His collection isn’t like the usual old-school rock star guitar museum. Vai continued:
“But there’s guitars — baritone guitars, there are seven-strings, there’s guitars with sustainers that have weird whammy. But there’s all sorts of things. And that’s what I like. I like collecting guitars that have unique functions.”
And, obviously, he isn’t against the idea of owning or playing vintage guitars. After all, Steve doesn’t seem like a guy who’d go about telling people how they should approach making and performing music. But he just isn’t into the idea.
“There is a great romance in owning vintage, but I just don’t resonate with it,” the guitar virtuoso pointed out.
In fact, Steve admits that he did try to go down the vintage guitar path. However, he came to a somewhat controversial conclusion while trying to find the best Strat.
“I remember once, I was recording ‘Alien Love Secrets,’ and there was a song ‘[The] Boy From Seattle.’ And it required a clean single-coil Strat.”
“And I always wanted an old Strat, just to have it. And I had saved. Because, at the time, a really good old Strat was like $17,000. And I saved, and I had it.”
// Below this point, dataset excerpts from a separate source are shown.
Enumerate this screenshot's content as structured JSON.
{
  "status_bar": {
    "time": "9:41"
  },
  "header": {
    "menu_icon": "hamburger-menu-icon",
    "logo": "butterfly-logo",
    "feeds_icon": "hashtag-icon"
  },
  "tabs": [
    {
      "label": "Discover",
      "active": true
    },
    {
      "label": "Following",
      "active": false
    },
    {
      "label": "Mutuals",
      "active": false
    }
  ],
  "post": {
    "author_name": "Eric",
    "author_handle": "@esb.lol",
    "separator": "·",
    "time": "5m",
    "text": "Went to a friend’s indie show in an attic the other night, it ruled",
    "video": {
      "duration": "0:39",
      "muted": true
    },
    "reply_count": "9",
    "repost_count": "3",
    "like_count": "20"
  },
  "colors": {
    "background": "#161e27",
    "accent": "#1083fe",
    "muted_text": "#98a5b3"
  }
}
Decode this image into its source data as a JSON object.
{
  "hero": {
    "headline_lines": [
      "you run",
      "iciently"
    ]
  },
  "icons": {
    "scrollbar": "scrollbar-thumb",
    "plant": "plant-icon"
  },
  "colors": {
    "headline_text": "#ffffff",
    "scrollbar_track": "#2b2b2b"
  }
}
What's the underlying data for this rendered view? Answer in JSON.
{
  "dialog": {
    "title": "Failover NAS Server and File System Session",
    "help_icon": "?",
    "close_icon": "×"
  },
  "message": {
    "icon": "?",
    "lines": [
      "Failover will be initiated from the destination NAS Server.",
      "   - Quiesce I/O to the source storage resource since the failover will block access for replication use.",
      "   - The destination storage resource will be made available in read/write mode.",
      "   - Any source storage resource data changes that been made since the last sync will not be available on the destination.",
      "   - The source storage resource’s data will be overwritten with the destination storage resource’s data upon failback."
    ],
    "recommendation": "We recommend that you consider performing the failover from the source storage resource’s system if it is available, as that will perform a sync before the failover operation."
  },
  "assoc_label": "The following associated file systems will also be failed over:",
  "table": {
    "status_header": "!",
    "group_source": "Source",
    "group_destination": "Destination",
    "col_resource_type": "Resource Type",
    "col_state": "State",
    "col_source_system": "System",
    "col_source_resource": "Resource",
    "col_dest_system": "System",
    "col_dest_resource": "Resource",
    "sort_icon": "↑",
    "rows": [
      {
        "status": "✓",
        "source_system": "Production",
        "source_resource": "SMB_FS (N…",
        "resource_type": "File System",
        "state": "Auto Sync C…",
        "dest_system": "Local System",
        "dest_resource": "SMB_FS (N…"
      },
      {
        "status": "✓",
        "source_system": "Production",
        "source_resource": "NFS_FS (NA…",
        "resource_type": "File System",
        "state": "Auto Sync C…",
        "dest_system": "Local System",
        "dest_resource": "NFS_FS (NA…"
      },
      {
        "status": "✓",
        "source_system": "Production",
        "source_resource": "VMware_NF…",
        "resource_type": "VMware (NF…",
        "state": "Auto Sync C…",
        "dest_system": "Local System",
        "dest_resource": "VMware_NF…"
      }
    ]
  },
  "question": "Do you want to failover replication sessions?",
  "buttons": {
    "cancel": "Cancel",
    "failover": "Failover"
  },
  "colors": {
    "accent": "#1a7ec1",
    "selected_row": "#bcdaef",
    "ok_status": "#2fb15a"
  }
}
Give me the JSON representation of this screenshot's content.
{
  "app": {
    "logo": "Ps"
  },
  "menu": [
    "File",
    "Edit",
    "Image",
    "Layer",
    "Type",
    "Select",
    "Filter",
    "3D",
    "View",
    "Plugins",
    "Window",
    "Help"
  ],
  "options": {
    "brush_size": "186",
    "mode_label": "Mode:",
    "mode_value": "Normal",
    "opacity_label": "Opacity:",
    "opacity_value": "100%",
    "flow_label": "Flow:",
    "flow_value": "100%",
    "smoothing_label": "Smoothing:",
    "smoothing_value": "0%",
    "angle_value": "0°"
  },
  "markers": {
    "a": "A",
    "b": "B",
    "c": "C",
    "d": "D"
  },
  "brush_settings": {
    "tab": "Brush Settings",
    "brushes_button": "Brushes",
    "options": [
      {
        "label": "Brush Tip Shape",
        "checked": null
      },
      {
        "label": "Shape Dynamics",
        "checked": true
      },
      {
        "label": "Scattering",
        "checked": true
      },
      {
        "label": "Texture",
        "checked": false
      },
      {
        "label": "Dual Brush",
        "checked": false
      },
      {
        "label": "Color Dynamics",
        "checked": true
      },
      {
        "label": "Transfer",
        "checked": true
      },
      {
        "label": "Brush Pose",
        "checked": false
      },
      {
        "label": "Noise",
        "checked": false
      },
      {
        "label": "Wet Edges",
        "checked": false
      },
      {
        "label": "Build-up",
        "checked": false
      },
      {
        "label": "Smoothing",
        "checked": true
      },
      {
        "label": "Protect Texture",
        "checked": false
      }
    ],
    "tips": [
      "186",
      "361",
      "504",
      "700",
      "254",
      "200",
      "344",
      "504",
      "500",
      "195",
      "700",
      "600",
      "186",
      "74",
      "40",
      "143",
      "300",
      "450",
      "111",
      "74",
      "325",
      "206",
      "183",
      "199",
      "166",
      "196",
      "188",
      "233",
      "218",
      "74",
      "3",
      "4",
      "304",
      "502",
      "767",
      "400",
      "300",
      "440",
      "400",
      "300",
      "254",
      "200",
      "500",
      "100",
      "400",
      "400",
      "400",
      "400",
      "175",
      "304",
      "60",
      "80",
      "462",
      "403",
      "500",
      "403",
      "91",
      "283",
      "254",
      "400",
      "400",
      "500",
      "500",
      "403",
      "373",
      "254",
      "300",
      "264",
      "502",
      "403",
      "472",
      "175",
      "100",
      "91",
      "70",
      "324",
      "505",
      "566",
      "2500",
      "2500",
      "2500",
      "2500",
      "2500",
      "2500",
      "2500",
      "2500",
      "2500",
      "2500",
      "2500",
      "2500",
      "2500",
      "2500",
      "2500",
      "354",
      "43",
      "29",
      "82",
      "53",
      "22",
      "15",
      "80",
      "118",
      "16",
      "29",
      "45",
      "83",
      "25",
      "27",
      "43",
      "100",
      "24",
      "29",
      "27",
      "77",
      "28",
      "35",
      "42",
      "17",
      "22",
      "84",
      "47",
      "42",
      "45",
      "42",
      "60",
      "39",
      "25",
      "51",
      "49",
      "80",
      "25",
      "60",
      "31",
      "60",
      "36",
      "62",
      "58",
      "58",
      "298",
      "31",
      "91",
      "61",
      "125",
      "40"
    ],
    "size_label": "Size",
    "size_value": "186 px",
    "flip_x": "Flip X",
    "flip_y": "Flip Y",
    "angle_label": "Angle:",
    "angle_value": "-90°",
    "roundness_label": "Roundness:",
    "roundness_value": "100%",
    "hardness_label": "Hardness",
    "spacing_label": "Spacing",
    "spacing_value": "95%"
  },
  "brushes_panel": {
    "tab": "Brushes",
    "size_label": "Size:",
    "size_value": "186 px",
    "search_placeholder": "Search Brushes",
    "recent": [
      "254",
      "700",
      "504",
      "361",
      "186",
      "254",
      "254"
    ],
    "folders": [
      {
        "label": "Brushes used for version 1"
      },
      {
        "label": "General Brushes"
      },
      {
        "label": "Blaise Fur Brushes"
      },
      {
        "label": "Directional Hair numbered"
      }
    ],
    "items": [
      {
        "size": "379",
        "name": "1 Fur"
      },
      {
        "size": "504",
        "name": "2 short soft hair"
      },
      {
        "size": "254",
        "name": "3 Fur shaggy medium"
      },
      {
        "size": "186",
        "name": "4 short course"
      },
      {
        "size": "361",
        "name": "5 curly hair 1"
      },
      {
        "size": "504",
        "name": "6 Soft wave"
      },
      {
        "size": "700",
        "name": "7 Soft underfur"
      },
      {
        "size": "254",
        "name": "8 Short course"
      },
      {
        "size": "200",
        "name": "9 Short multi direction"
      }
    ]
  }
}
So Steve set out to do some shopping. Being the big name in the guitar world, stores that had vintage stuff were okay with him borrowing and trying out a bunch of instruments.
“And I went down to all the music stores in Hollywood,” Steve recalled. “I said, ‘Bring me your best Strats, bring them to the studio.’ I sat for days and went through Strats — old Strat after old Strat.”
But what he decided to purchase was a little unexpected. Instead of getting one of the most expensive vintage guitars that he could find, it was actually a cheap copy that really stood out to him. Vai explained:
“I ended up buying a $500 Japanese knockoff Strat because it felt the best, and it absolutely sounded the best for what I was looking for,” Steve recalled.
And this is where he simply changed his mind on the matter, realizing that he shouldn’t be chasing something just because it’s old.
“And I said, ‘What am I chasing antique instruments for?’ They never really sound great to me, in a sense.”
“I don’t like new guitars, either. It’s like a new car. Some people like that. I like a new car, but a new guitar just feels too pristine. It’s not worked in. I like to get my sweat in it, I like when it gets a few bumps and grinds in it. So I’ve never really had an attraction for vintage. I definitely appreciate the romance behind it. But they’re expensive also.”
Obviously, opinions differ. And you have incredible musicians who swear by old instruments and even some very specific models made during certain periods. If you do decide on getting a vintage guitar, make sure to pay attention to all the details and ask around about what’s genuine or not.
As Joe Bonamassa said recently: “The vintage guitar market is a public pool filled with bull sharks and if you’re not careful, you’ll be consumed, lock, stock, and barrel by said bull sharks.”